Réunion du 30 juin 2010 à 15h00
Modernisation de l'agriculture et de la pêche — Discussion générale

Photo issue du site de l'Assemblée nationale ou de WikipediaMarie-Lou Marcel :

Nous examinons le premier texte de cette législature portant sur le monde agricole – la loi d'orientation agricole de 2006 avait été votée par la précédente assemblée.

Il convient de ne pas séparer ce projet de loi de son contexte. Si la loi de modernisation agricole a été adoptée en conseil des ministres au début de l'année 2010, il faut rappeler que, depuis, il y a eu les élections régionales, au cours desquelles la majorité a été désavouée par le monde agricole.

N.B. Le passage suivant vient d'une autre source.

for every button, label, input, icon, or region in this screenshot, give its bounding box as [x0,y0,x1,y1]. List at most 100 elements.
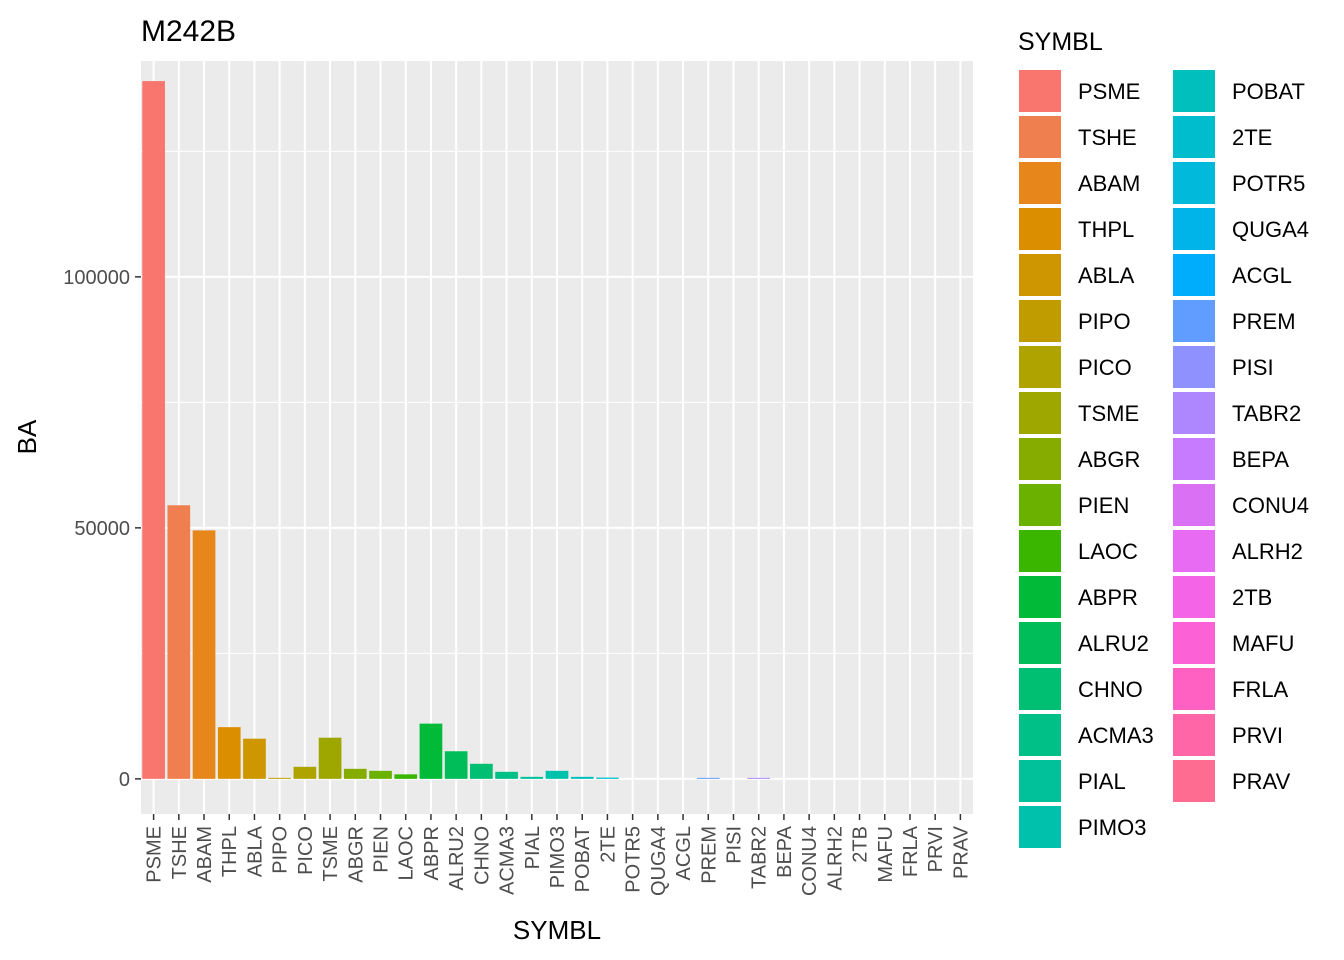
bar-TSHE [167,505,191,779]
bar-ACMA3 [495,771,518,779]
x-tick-label: ACGL [673,826,695,880]
legend-key-2TB [1171,574,1217,620]
bar-PIPO [268,777,292,779]
x-axis-ticks: PSME TSHE ABAM THPL ABLA PIPO PICO TSME ABGR PIEN… [144,814,972,896]
legend-label: PRAV [1232,769,1291,794]
x-tick-label: CHNO [471,826,493,885]
legend-label: 2TB [1232,585,1272,610]
bar-LAOC [394,774,418,779]
bar-ABPR [419,723,443,779]
legend-label: PISI [1232,355,1274,380]
legend-key-CHNO [1017,666,1063,712]
x-tick-label: POBAT [572,826,594,892]
x-tick-label: THPL [219,826,241,877]
x-tick-label: QUGA4 [648,826,670,896]
legend-key-ALRH2 [1171,528,1217,574]
bar-2TE [596,777,619,779]
legend-key-PIPO [1017,298,1063,344]
x-tick-label: PRVI [925,826,947,872]
legend-key-ALRU2 [1017,620,1063,666]
legend-label: PSME [1078,79,1140,104]
legend-label: CHNO [1078,677,1143,702]
x-axis-title: SYMBL [513,915,601,945]
legend-key-MAFU [1171,620,1217,666]
x-tick-label: 2TB [850,826,872,863]
legend-label: ABGR [1078,447,1140,472]
bar-THPL [217,727,241,779]
bar-TSME [318,737,342,779]
legend-label: 2TE [1232,125,1272,150]
legend-label: TABR2 [1232,401,1301,426]
legend-key-PICO [1017,344,1063,390]
legend-label: ACMA3 [1078,723,1154,748]
legend-label: PRVI [1232,723,1283,748]
legend-label: THPL [1078,217,1134,242]
x-tick-label: LAOC [396,826,418,880]
legend-key-PISI [1171,344,1217,390]
x-tick-label: BEPA [774,825,796,878]
legend-key-ACGL [1171,252,1217,298]
legend-label: FRLA [1232,677,1289,702]
gridlines [141,61,973,814]
x-tick-label: ABLA [244,825,266,877]
legend-label: PIPO [1078,309,1131,334]
legend-key-TABR2 [1171,390,1217,436]
x-tick-label: TABR2 [749,826,771,889]
legend-label: PIMO3 [1078,815,1146,840]
legend-key-CONU4 [1171,482,1217,528]
legend-key-2TE [1171,114,1217,160]
legend-label: ABAM [1078,171,1140,196]
bar-PICO [293,766,317,779]
x-tick-label: CONU4 [799,826,821,896]
legend-key-ABLA [1017,252,1063,298]
x-tick-label: ALRH2 [824,826,846,890]
legend-key-PRVI [1171,712,1217,758]
legend: SYMBL PSME TSHE ABAM THPL ABLA PIPO PICO TSME AB… [1017,28,1309,850]
bar-PREM [696,777,720,779]
bar-CHNO [470,763,493,779]
y-tick-label: 50000 [74,518,130,540]
legend-key-ACMA3 [1017,712,1063,758]
legend-key-BEPA [1171,436,1217,482]
bar-ALRU2 [444,751,468,779]
legend-key-QUGA4 [1171,206,1217,252]
chart-title: M242B [141,15,236,48]
legend-label: ABLA [1078,263,1135,288]
x-tick-label: ACMA3 [497,826,519,895]
legend-label: ABPR [1078,585,1138,610]
legend-key-PSME [1017,68,1063,114]
bar-ABAM [192,530,216,779]
x-tick-label: ABGR [345,826,367,883]
bar-ABGR [343,768,367,779]
legend-label: TSME [1078,401,1139,426]
legend-label: ALRH2 [1232,539,1303,564]
legend-key-POTR5 [1171,160,1217,206]
legend-label: POTR5 [1232,171,1305,196]
legend-label: ACGL [1232,263,1292,288]
x-tick-label: PICO [295,826,317,875]
bar-PIAL [520,776,544,779]
x-tick-label: PIEN [371,826,393,873]
legend-key-PREM [1171,298,1217,344]
legend-key-POBAT [1171,68,1217,114]
x-tick-label: PISI [723,826,745,864]
x-tick-label: PREM [698,826,720,884]
x-tick-label: MAFU [875,826,897,883]
legend-key-PRAV [1171,758,1217,804]
legend-label: CONU4 [1232,493,1309,518]
bar-PSME [142,81,165,779]
bar-PIEN [369,770,392,779]
legend-key-ABAM [1017,160,1063,206]
legend-key-TSHE [1017,114,1063,160]
legend-key-LAOC [1017,528,1063,574]
x-tick-label: 2TE [597,826,619,863]
legend-label: ALRU2 [1078,631,1149,656]
x-tick-label: PSME [144,826,166,883]
x-tick-label: FRLA [900,825,922,877]
bars [142,81,771,779]
x-tick-label: POTR5 [623,826,645,893]
legend-key-PIEN [1017,482,1063,528]
legend-key-PIAL [1017,758,1063,804]
x-tick-label: TSME [320,826,342,882]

Ce texte tente de ménager la chèvre et le chou en voulant à la fois encourager une agriculture d'entreprise à visée exportatrice et orienter l'agriculture vers les attentes des consommateurs. C'est finalement un texte sans réelle ambition qui essaie, si j'ose dire, de recoller les morceaux avec le monde agricole, et notamment avec un monde syndical particulièrement désorienté par les diverses mesures prises depuis trois ans par le Gouvernement.

Vous espérez ainsi renouer avec un électorat qui a fait défaut à l'actuelle majorité. Mais je ne suis pas convaincue que ce projet de loi suffira à lever les craintes, bien légitimes, de nos agriculteurs.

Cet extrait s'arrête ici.